When I test the change password or forgot my password the email comes through fine. When I click on the link in the email I get an error: Fatal error: Call to a member function data() on a non-object in /home/bandit/public_html/member/library/Am/Auth/User.php on line 127 Any suggestions?
First, such question are better to ask here: http://bt.amember.com/ However, the problem you are describing, is already resolved. Please download updated build from members area, overwrite your install, and run yoursite.com/amember/admin-upgrade-db
Alex Is there a simple way to check build version of the downloads as filenames are the same presumably?
I don't see a place to download the new release in the members area. I only have access to v3.3.0 Beta. In this directory http://bt.amember.com/projects/am4/files there is nothing to download. Can you give me the url to download?
Sorry, just added access to your account. http://www.amember.com/amember/member.php On next week (that is final date!) v4 will be available for all customers with active support/updates subscription. We are finishing new site and we will move soon.

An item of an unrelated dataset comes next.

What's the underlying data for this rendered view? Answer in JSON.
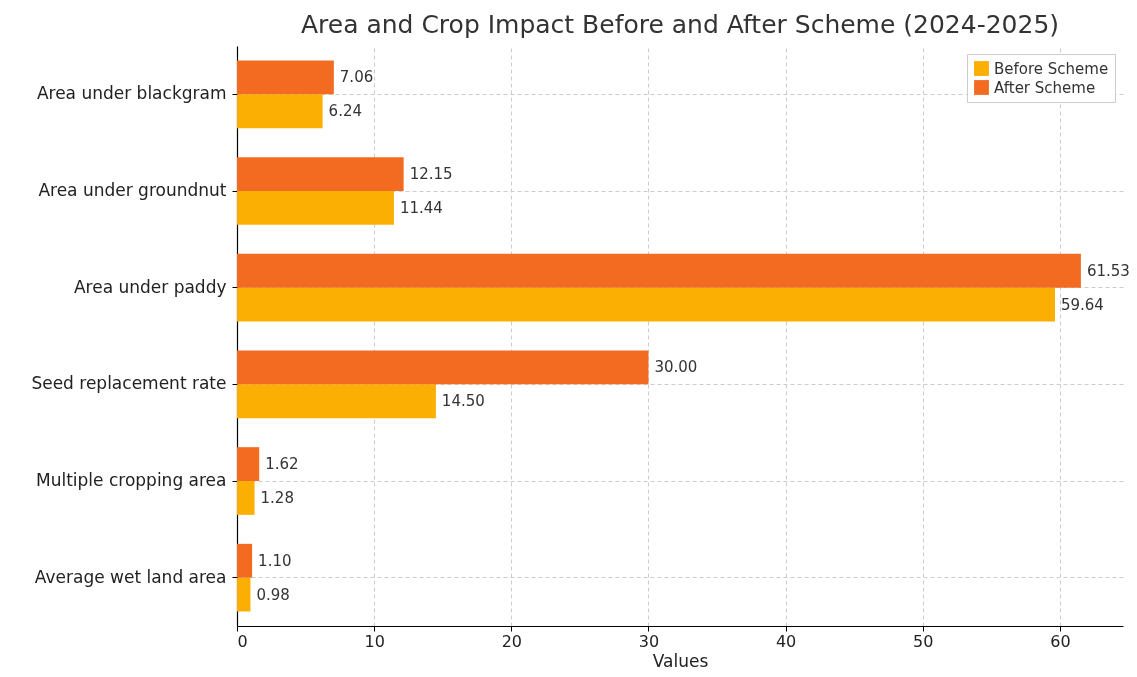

Can anyone please explain how the password is sent to the end user? If I try to include it in the signup email it comes in as a string and not their password: $P$BFMbDh23dk/JakqAkSA.eU1eI6EYRA0 I'd like the welcome email to have their username/password just like in V3. I can see either not having the password or not being able to choose their password during registration as being a big draw on customer support. Thanks for any feedback on this.
Darren, I am not sure why, but I noticed if you use the supplied registration email template the plain password is sent. However is you use the password variable on other email templates it sends the long character string. I also noticed there are two password variables "%user.pass%" and "%password%". Maybe that has something to do with it? I am not sure if I helped much, just wanted to pass on what I noticed about passwords.
Plain-text password is only known at time of user registration (aMember CP -> Setup -> Send Registration E-Mail) and is available as %password%. That was main security problem of aMember v3 that password was store in plain-text format. Now passwords stored as hashes and it is simply impossible to access. That is normal. Look at any modern website - they cannot send you the password you set, they can only reset it for you.
For my business, we have to manually enter the password into 2 other programs for everything to work properly. Is possible for the admin to retrieve the original password?
You can enable plain-text password storage. Will you be integrating with other programs using aMember Pro plugins? http://www.amember.com/docs/API/Protect If so, you can return SavedPassTable:ASSWORD_PLAIN from getPasswordFormat() method of the plugin, then plain-text passwords will be stored to am_saved_pass table linked to user_id.
Thanks for the response Alex. I'll have to look into this a bit further to figure it out. Might have another question or two in the future.
Hi there.. I notice in the documentation there is a checkbox to enable/disable MD5 passwords. I don't see it in my admin area? Did the latest update remove it? http://www.amember.com/docs/Setup/Advanced Any info will be greatly appreciated!
It is now disabled completely, as it is not much different from storing passwords in plain-text. If an integration plugin needs passwords in MD5 format, it is still possible to enable.